- Born: United Kingdom
- Education: University of London
- Known for: Medical activism
- Website: https://www.candoaction.org/

= Rola Hallam =

British-Syrian consultant anaesthetist, humanitarian, international advocate and speaker

Rola Hallam is a British-Syrian consultant anaesthetist, humanitarian, international advocate and speaker and the founder of CanDo; a social enterprise that enables local, frontline healthcare workers to provide healthcare to their own war-affected communities. She is a 2018 TED Fellow.

== Early life and education ==
Hallam knew she wanted to be a doctor since she was a child. She arrived in the UK aged eleven speaking no English. Her father was a gynaecologist in Cambridgeshire. She studied medicine at the University of London and graduated in 2003. She was a registrar and education fellow at the University College London Hospitals NHS Foundation Trust, where she specialised in Global Health.

== Career ==
Hallam first practised medicine in the UK, where she trained to be a consultant anaesthetist. Her focus for the last 17 years however has been on global health. She worked at the Royal Free Hospital. In 2007 she travelled to Ethiopia as a volunteer with Health Volunteers Overseas teaching on a Masters course for nurse anaesthetists and then working in development of paediatric health services with local health providers, building capacity and conducting research on how to best manage critically ill children with pneumonia with Professor Katherine Maitland and Imperial college london. She has also worked in hospitals near Aleppo and across Syria.

In 2011, when war first broke out in Syria, Hallam became involved in the humanitarian response. She became Medical Director of Hand in Hand Syria, a Syrian led, UK registered charity that looked to deliver medical aid in Syria in 2012. Hand in Hand Syria supported 80 field hospitals and a paediatric hospital. In 2013 she appeared on Panorama Saving Syria's Children. She is a prominent voice in the news coverage about Syria. She has written for The Lancet, The Guardian, The Independent and The Huffington Post. She has appeared on The Daily Show, the BBC and SBS.
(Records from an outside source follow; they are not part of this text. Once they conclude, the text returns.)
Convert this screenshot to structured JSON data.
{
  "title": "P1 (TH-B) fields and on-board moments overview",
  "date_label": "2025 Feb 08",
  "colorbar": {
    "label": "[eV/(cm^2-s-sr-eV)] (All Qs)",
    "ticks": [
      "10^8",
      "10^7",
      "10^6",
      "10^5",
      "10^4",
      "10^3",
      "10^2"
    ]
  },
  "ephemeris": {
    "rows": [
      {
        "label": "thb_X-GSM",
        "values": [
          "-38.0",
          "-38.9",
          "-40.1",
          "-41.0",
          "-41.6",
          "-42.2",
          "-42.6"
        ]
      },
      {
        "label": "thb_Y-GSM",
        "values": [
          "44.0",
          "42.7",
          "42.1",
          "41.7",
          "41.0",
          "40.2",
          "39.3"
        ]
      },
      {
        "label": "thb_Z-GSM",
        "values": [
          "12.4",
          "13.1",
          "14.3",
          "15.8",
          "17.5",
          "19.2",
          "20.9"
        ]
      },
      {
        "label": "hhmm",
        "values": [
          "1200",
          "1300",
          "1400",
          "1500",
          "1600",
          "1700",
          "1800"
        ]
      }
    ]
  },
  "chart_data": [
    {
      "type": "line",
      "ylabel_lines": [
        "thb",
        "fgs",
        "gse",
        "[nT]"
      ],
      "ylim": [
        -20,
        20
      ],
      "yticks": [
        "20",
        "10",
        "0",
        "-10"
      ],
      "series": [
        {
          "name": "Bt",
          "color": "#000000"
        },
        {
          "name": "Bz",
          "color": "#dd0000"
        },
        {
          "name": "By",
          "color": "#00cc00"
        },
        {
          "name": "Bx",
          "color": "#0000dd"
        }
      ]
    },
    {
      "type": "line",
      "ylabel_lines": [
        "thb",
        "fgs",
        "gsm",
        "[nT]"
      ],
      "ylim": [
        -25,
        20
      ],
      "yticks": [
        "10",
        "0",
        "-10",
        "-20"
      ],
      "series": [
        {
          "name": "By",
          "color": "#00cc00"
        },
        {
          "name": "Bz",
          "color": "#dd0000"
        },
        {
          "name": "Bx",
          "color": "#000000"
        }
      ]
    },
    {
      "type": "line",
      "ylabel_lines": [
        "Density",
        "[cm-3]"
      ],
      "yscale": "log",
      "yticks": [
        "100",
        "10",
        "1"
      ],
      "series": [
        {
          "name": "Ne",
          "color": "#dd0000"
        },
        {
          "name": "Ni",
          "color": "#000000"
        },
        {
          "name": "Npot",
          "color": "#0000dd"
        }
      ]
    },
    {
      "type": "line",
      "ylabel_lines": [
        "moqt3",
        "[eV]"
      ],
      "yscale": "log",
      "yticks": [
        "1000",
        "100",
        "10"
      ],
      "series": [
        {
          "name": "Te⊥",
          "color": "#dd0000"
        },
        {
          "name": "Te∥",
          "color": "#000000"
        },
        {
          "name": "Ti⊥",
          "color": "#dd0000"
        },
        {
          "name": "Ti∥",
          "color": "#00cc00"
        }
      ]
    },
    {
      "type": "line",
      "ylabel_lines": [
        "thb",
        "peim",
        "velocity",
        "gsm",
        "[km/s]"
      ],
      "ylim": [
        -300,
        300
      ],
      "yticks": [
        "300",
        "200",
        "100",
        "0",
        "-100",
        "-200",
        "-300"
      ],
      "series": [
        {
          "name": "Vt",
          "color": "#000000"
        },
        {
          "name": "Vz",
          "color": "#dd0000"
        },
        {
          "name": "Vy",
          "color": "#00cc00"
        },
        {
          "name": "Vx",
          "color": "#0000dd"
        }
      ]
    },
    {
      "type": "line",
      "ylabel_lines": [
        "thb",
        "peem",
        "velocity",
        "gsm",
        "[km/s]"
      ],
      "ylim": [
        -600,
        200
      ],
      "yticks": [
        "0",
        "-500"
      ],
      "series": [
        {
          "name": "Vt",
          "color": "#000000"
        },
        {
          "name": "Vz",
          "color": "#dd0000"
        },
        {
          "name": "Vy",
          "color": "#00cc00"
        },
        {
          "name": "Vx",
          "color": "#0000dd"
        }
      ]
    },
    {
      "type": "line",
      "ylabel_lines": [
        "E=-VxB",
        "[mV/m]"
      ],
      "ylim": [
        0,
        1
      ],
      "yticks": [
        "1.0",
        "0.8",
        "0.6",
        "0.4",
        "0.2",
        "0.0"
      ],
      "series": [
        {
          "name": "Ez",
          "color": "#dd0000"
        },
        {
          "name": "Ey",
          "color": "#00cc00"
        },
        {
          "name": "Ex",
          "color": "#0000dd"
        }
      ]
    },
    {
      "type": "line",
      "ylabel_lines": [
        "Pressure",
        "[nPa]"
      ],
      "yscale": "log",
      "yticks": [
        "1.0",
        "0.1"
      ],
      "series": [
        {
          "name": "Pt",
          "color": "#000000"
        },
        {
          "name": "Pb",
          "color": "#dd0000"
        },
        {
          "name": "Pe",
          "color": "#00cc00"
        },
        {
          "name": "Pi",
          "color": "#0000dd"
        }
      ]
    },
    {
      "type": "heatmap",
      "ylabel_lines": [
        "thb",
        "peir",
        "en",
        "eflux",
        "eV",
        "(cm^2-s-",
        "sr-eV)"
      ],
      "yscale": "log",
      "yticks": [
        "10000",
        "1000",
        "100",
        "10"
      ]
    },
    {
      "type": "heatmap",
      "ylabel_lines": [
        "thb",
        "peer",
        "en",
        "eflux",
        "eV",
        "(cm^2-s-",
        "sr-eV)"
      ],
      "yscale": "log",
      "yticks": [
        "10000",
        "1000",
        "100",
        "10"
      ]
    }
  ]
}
To address the issues she had found within the aid system, she established CanDo, a not-for-profit social enterprise and crowdfunding platform for local humanitarian organisations. CanDo supports and enables local, frontline, healthcare workers to save more lives in war-devastated areas and for people around the world to support cost-effective, locally-led, life-saving health interventions, efficiently and quickly. She ran a crowdfunding campaign in 2016 called People's Convoy, which raised more than £250,000 to build a new children's hospital in Syria. The Convoy left the UK in December 2016, where it met members of the Independent Doctors Association at the Turkey-Syria border. She was an invited in speaker at the 2017 and 2018 Women in the World conferences, alongside Hillary Clinton. In October 2017 she spoke at Google's Zeitgeist Minds. In November 2017 she spoke at the Hindustan Times Leadership Summit, alongside Barack Obama and Naomi Campbell. She has advocated jointly with Physicians for Human Rights and is frequently featured in publications to discuss Syria. She is a guest lecturer at King's College London and the London School of Economics. In January 2018 Hallam was announced as a TED Fellow and her TED talk has had over 1 million views.

She was awarded the Pask Award 'In recognition of distinguished service to anaesthesia during conflict overseas' in 2014 and the 2019 Women of the Year Life Time Achievement Award.